An intelligent fault diagnosis method for rolling bearings based on feature transfer with improved DenseNet and joint distribution adaptation

Abstract

Mechanical intelligent fault diagnosis is an important method to accurately identify the health status of mechanical equipment. Traditional fault diagnosis methods perform poorly in the diagnosis of rolling bearings under complex conditions. In this paper, a feature transfer learning model based on improved DenseNet and joint distribution adaptation (FT-IDJ) is proposed. With this model, we apply it to implement rolling bearing fault diagnosis. A lightweight DenseNet model is firstly proposed to extract the transferable features of the raw vibration signal. Furthermore, the parameters in the DenseNet are constrained by the domain adaptive regularization term and pseudo label learning.
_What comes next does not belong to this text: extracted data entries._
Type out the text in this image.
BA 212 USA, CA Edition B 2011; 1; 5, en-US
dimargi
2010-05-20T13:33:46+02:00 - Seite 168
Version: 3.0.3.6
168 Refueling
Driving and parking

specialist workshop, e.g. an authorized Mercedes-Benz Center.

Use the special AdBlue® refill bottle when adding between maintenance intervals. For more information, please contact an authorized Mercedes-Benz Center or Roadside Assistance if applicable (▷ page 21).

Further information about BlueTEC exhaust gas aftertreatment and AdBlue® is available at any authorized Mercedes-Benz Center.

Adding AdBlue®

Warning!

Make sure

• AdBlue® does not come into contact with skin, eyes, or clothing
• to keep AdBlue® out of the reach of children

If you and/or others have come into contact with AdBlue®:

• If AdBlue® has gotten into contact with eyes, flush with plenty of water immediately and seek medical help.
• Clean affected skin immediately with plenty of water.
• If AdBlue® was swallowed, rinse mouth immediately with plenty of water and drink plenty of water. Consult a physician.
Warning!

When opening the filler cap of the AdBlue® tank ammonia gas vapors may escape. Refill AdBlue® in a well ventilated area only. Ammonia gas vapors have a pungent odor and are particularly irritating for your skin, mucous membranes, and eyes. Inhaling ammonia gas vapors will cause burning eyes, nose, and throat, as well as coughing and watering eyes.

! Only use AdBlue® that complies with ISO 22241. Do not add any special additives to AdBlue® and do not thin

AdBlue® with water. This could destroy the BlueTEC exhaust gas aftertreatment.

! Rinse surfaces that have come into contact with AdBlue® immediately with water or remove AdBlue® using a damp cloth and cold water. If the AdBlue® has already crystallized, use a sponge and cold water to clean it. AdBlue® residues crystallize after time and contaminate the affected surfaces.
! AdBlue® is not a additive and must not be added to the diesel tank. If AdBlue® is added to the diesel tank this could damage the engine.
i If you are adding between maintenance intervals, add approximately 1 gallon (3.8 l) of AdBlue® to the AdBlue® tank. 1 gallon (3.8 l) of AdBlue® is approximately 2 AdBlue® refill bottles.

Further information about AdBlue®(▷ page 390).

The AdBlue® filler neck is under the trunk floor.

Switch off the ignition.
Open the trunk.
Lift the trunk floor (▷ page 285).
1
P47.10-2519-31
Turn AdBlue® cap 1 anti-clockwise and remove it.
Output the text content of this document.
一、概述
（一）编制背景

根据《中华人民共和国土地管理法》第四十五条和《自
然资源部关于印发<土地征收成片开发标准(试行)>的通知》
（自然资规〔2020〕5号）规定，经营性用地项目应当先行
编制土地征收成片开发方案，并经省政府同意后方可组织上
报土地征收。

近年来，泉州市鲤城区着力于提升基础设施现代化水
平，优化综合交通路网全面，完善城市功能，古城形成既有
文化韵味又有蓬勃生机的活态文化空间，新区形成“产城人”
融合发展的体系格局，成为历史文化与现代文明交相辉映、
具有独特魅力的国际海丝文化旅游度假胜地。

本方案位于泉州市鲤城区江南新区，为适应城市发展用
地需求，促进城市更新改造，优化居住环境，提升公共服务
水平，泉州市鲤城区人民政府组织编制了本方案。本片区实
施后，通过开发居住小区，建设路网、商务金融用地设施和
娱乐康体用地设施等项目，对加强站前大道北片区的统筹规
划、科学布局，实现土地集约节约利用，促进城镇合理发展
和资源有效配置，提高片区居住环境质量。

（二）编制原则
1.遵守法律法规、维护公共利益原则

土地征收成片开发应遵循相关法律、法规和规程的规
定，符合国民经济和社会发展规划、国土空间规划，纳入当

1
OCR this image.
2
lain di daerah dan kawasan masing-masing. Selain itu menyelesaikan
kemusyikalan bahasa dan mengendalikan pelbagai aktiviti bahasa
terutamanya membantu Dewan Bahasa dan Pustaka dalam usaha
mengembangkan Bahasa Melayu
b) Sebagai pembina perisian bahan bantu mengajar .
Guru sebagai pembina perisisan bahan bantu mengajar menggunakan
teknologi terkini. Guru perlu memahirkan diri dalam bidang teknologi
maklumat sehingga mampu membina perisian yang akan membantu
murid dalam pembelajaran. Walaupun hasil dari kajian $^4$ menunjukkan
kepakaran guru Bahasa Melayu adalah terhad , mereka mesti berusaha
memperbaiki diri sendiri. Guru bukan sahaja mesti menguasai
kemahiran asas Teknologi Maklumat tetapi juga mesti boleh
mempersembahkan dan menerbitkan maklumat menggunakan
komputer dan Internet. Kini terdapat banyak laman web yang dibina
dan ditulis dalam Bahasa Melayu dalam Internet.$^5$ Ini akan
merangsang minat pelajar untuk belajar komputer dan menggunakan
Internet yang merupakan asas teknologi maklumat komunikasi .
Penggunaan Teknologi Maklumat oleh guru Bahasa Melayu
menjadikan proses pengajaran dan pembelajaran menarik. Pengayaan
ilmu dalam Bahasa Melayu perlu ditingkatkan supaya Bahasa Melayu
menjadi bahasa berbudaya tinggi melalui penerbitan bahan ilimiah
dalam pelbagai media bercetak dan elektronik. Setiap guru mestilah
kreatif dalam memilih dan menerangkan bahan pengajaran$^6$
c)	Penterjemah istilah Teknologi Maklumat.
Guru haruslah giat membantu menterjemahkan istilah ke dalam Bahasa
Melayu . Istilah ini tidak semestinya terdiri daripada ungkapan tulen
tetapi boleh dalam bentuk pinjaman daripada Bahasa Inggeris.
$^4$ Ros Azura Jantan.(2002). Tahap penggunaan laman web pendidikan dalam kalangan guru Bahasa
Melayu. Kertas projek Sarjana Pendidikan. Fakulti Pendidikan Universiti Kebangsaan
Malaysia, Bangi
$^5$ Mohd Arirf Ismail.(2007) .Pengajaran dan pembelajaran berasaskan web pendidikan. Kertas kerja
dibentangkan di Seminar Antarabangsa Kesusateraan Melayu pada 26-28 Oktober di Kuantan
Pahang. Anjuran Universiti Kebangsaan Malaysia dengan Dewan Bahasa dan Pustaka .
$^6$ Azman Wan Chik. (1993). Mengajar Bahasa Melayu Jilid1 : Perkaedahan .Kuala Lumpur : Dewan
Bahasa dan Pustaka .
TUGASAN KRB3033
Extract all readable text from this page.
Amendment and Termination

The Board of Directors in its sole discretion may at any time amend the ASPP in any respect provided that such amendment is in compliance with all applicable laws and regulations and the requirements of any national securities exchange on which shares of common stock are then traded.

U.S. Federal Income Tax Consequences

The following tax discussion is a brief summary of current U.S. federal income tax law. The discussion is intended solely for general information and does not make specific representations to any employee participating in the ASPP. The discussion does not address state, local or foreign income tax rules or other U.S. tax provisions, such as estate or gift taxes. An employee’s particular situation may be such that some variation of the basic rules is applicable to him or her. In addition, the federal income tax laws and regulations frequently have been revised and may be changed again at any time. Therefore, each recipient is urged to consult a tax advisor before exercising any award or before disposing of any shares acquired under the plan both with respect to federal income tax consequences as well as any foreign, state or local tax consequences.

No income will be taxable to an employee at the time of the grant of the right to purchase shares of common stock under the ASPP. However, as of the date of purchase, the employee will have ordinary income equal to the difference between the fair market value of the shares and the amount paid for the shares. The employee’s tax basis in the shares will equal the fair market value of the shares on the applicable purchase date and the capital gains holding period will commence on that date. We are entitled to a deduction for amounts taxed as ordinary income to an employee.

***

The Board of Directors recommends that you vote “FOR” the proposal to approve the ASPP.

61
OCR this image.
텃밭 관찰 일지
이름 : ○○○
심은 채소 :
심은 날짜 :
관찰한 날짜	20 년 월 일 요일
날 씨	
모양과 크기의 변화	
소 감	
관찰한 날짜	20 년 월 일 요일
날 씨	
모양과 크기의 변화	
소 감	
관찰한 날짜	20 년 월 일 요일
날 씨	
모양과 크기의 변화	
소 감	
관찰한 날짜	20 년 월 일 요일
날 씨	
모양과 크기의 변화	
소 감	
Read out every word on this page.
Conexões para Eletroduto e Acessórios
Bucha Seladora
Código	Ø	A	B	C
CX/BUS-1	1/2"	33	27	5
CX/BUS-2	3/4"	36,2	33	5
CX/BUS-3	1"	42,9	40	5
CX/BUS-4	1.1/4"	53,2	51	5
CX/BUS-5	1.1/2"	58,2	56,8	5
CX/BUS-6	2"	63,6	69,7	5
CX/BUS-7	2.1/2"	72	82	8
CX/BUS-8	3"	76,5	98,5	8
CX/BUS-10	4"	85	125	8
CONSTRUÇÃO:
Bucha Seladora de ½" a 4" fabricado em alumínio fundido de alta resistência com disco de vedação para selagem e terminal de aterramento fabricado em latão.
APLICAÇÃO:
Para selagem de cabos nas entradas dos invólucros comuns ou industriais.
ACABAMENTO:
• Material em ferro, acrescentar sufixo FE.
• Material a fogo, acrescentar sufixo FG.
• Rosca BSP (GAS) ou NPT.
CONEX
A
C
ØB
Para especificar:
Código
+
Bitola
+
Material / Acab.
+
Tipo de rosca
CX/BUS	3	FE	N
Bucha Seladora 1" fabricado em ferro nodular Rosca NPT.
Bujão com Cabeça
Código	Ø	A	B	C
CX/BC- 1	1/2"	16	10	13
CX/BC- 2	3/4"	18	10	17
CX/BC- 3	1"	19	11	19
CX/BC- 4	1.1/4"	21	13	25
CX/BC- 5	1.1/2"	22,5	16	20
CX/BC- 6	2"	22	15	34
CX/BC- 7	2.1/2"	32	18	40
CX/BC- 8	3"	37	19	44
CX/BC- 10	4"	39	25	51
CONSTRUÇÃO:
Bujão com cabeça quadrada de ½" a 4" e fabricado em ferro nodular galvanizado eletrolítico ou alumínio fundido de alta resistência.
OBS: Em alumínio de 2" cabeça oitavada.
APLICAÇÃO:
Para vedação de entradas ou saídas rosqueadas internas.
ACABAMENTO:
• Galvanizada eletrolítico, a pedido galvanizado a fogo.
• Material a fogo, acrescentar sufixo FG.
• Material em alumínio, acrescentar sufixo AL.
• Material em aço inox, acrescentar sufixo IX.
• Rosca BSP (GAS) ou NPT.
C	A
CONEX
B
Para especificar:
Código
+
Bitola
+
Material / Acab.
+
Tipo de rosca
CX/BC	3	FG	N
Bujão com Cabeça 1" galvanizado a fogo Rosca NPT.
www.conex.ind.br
The marginal distribution discrepancy and the conditional distribution discrepancy of the learned transferable features are reduced by this way. The proposed method is validated by the diagnosis experiments with CWRU and Jiangnan University rolling bearing datasets. The experimental results showed that the proposed FT-IDJ can classify common rolling bearing faults such as inner ring fault, outer ring fault and rolling element fault. Also, it has higher classification accuracy than DAN and other eight methods, which demonstrates its effectively learning transferable features from auxiliary data.